More than a quarter of all Hackney social housing lack standards

Courtesy by HoxtonCouncillors/Creative Commons

By Antonia Molloy

Courtesy by HoxtonCouncillors/Creative Commons
Courtesy by HoxtonCouncillors/Creative Commons

More than a quarter of all social housing in the borough does not meet the minimum standards defined by the Government’s Decent Homes Programme.

Hackney Council promised to ensure that council homes met a set standard by 2012, but has achieved this in less than 75 per cent of cases.

A council spokesperson, speaking to the Hackney Citizen, said: “As of December 2012, 73.83 per cent of our rentable stock was ‘decent’ (as per decent homes definition). This equates to 16,798 homes.”

The Decent Homes Programme was introduced by the Labour party in 2000 and originally aimed to ensure that all social housing, as well as vulnerable households in the private sector, met fixed standards of decency by 2010.

However, in November 2009, the completion date was extended to 2018-19 after the National Audit Office claimed that there were weaknesses in the Government’s programme, which created a risk to value for money.

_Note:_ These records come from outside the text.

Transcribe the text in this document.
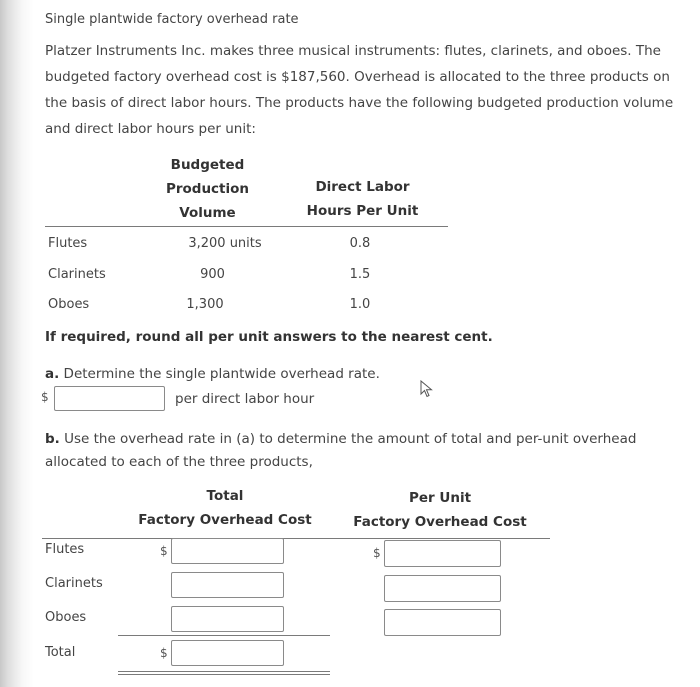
Single plantwide factory overhead rate
Platzer Instruments Inc. makes three musical instruments: flutes, clarinets, and oboes. The budgeted factory overhead cost is $187,560. Overhead is allocated to the three products on the basis of direct labor hours. The products have the following budgeted production volume and direct labor hours per unit:
Budgeted
Production
Volume
Direct Labor
Hours Per Unit
Flutes	3,200 units	0.8
Clarinets	900	1.5
Oboes	1,300	1.0
If required, round all per unit answers to the nearest cent.
a. Determine the single plantwide overhead rate.
$	per direct labor hour
b. Use the overhead rate in (a) to determine the amount of total and per-unit overhead allocated to each of the three products,
Total
Factory Overhead Cost
Per Unit
Factory Overhead Cost
Flutes	$	$
Clarinets
Oboes
Total	$
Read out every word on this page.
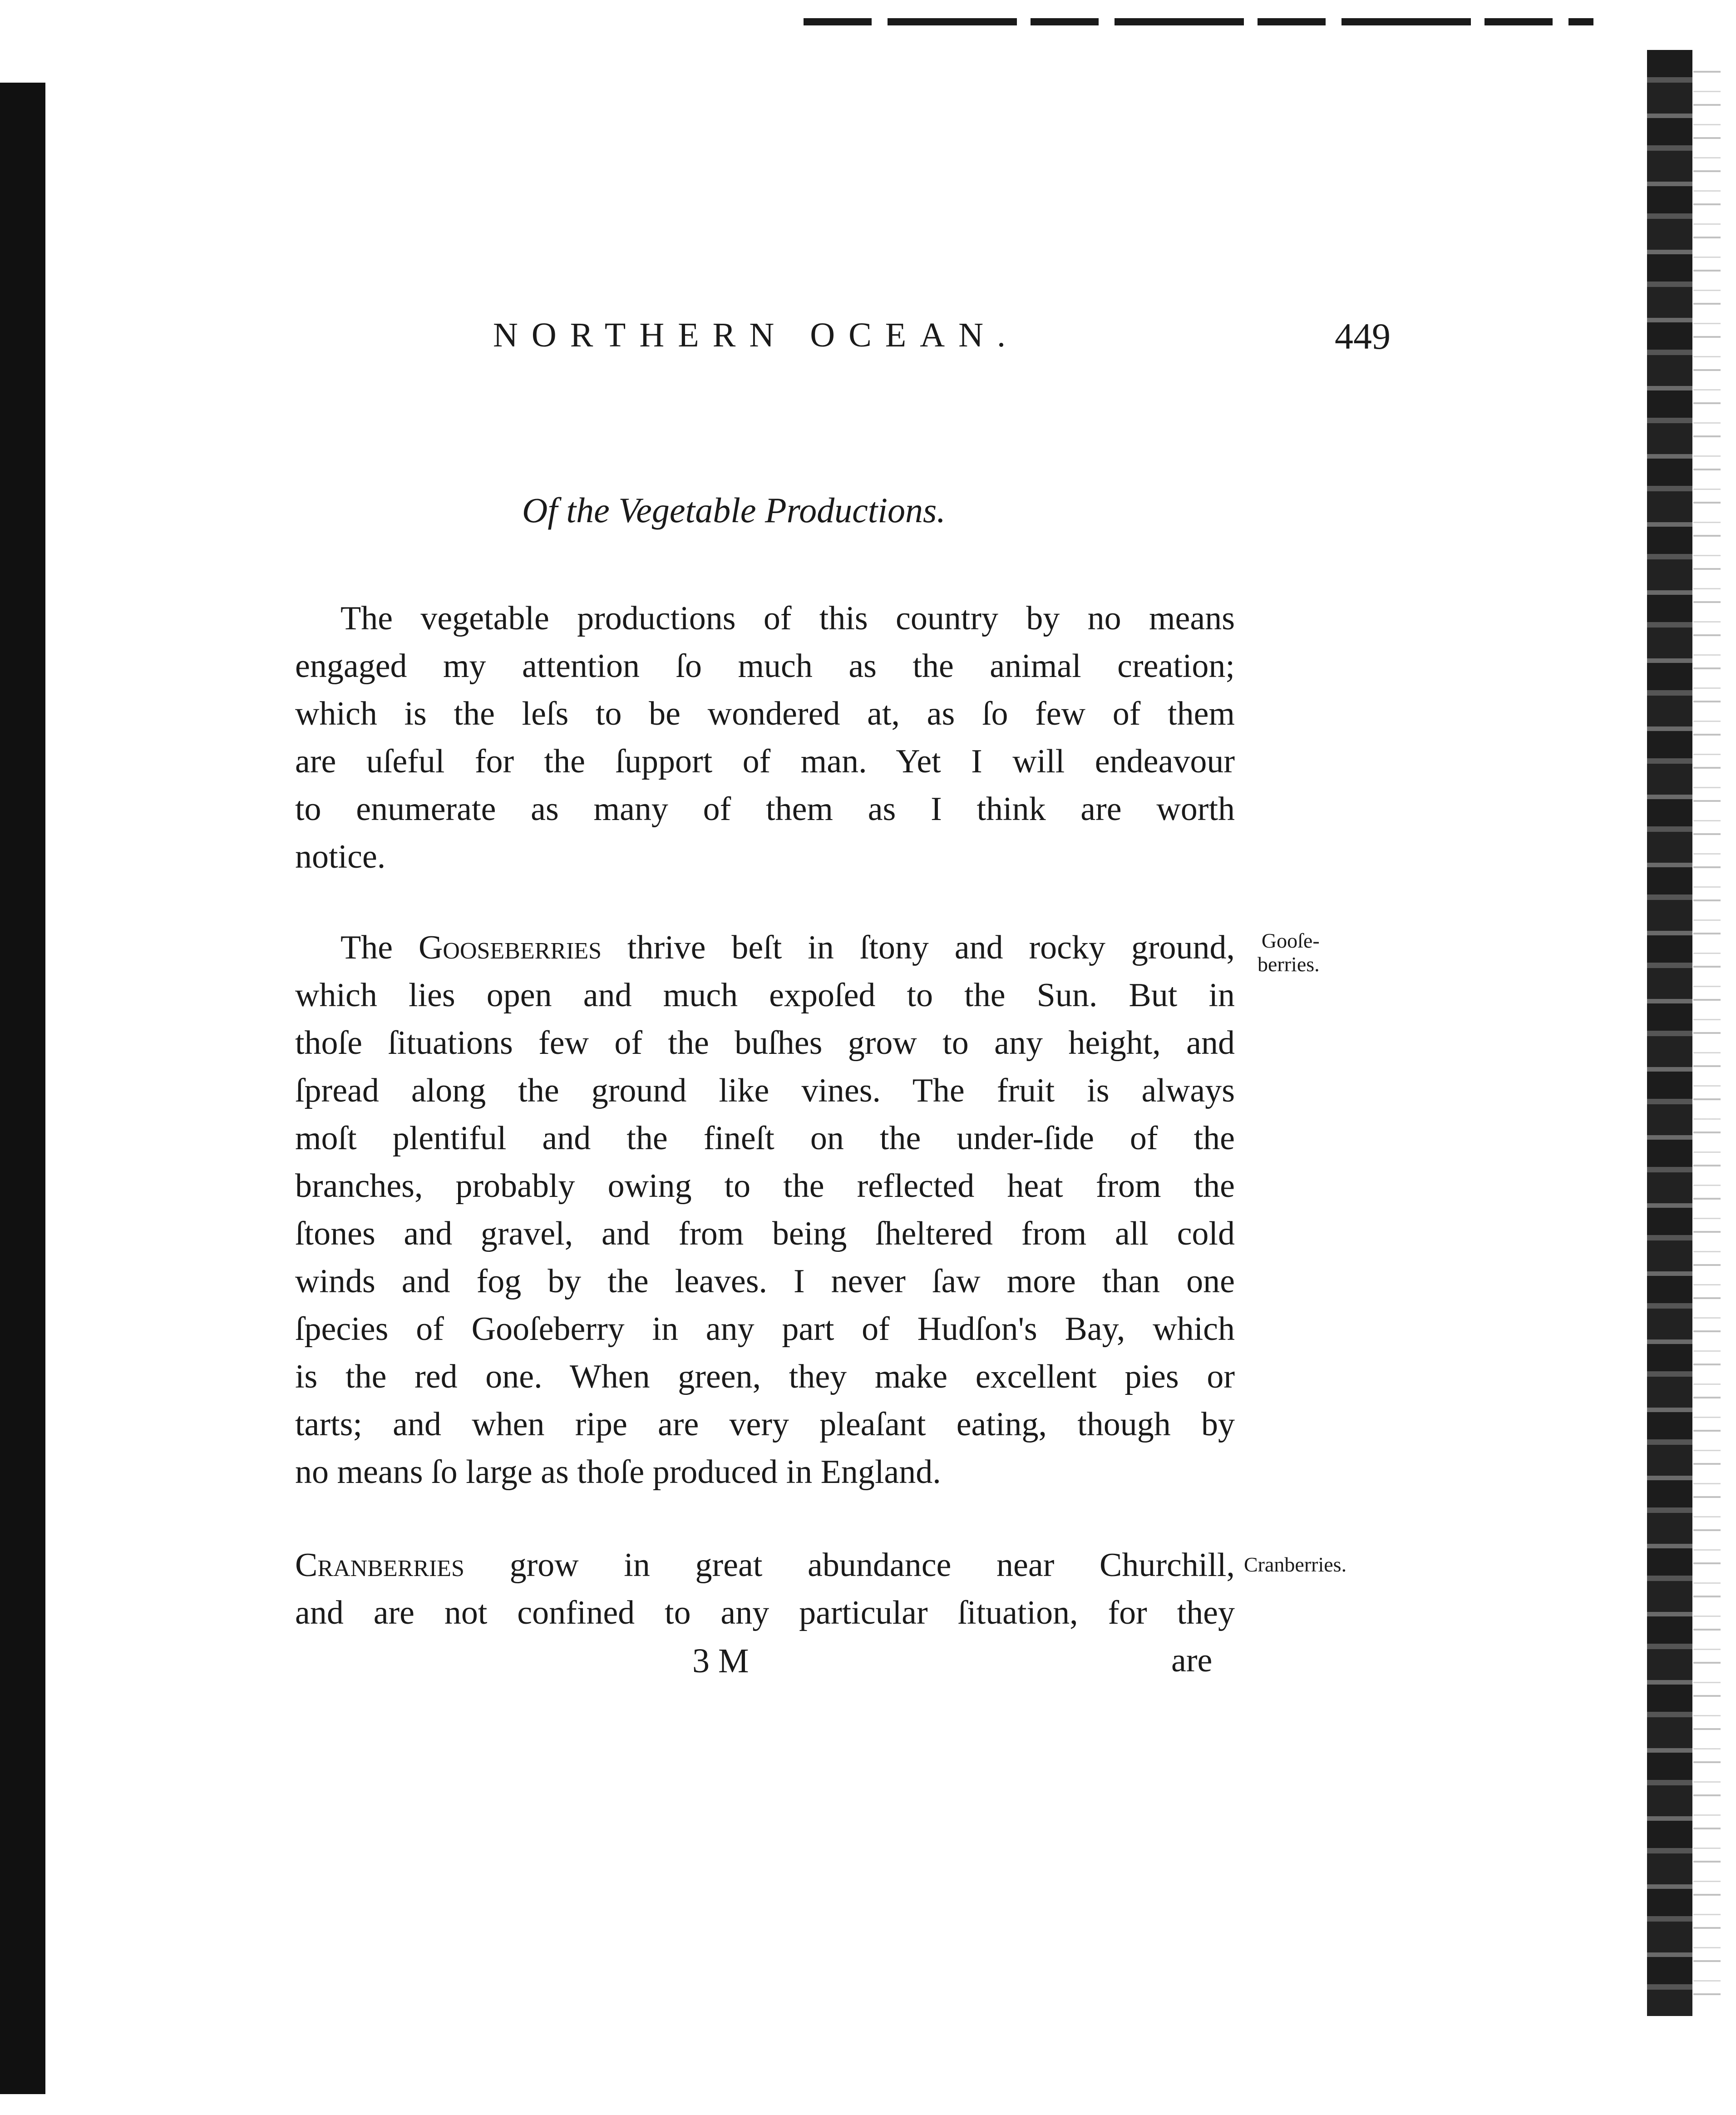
NORTHERN OCEAN.	449
Of the Vegetable Productions.
The vegetable productions of this country by no means
engaged my attention ſo much as the animal creation;
which is the leſs to be wondered at, as ſo few of them
are uſeful for the ſupport of man. Yet I will endeavour
to enumerate as many of them as I think are worth
notice.
The Gooseberries thrive beſt in ſtony and rocky ground,
which lies open and much expoſed to the Sun. But in
thoſe ſituations few of the buſhes grow to any height, and
ſpread along the ground like vines. The fruit is always
moſt plentiful and the fineſt on the under-ſide of the
branches, probably owing to the reflected heat from the
ſtones and gravel, and from being ſheltered from all cold
winds and fog by the leaves. I never ſaw more than one
ſpecies of Gooſeberry in any part of Hudſon's Bay, which
is the red one. When green, they make excellent pies or
tarts; and when ripe are very pleaſant eating, though by
no means ſo large as thoſe produced in England.
Cranberries grow in great abundance near Churchill,
and are not confined to any particular ſituation, for they
Gooſe-
berries.
Cranberries.
3 M	are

In a 2010 report, Hackney Council vowed to achieve this benchmark by 2012, but a new bidding system saw the council receive £61m of funding covering the years up until 2015, which was £40m less than the amount required for completion.

A council spokesperson said: “The council is proposing to allocate £10m of its own capital resources in 2013/14 to top up the backlog funding”.